Perón, nacido en Lobos, provincia de Buenos Aires, en 1895, ya se había destacado dentro del Ejército y había asumido cargos vinculados al trabajo y la previsión social desde su participación en el golpe de 1943. Su llegada, aunque inicialmente interina, al Ministerio de Guerra le permitió consolidar poder dentro del aparato militar y construir una base política entre sectores obreros y sindicales, acelerando su ascenso al frente del gobierno de facto que ejercía el general Edelmiro Julián Farrell.

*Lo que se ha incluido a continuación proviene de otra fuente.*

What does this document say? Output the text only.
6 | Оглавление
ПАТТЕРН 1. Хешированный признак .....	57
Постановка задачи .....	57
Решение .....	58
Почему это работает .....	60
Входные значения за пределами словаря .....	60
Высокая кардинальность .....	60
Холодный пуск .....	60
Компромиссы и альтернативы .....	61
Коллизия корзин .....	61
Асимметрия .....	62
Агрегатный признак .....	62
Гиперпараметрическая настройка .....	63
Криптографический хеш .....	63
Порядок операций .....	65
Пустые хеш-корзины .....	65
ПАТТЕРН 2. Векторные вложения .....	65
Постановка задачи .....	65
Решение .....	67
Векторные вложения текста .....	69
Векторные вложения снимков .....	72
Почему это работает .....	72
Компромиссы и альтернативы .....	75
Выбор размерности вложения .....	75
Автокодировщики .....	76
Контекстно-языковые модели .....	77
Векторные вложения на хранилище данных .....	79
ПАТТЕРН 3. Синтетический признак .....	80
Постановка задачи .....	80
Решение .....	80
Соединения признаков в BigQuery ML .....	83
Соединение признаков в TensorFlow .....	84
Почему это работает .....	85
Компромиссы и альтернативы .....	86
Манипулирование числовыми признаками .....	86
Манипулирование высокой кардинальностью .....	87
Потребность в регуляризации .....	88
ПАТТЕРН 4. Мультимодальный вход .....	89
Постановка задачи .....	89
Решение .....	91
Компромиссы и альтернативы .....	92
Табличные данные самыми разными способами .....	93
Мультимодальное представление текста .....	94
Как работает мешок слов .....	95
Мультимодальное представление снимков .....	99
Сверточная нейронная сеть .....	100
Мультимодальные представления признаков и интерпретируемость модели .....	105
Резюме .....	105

La destacada posición dentro del Ministerio de Guerra fue clave para que Perón ampliara su influencia política, ya que combinó su liderazgo en el seno de las Fuerzas Armadas con un fuerte acercamiento hacia los sindicatos y la clase trabajadora. Pocos meses después de su interinato, fue ratificado como ministro titular y también asumió la vicepresidencia de la Nación, funciones que lo catapultaron como candidato presidencial.
De este modo, aquella asunción como ministro interino no fue un hecho menor: sentó las bases de un liderazgo que culminaría con su elección como presidente en febrero de 1946, dando inicio a una década de transformaciones sociales y políticas profundas en Argentina, centradas en lo que luego sería llamado peronismo o justicialismo.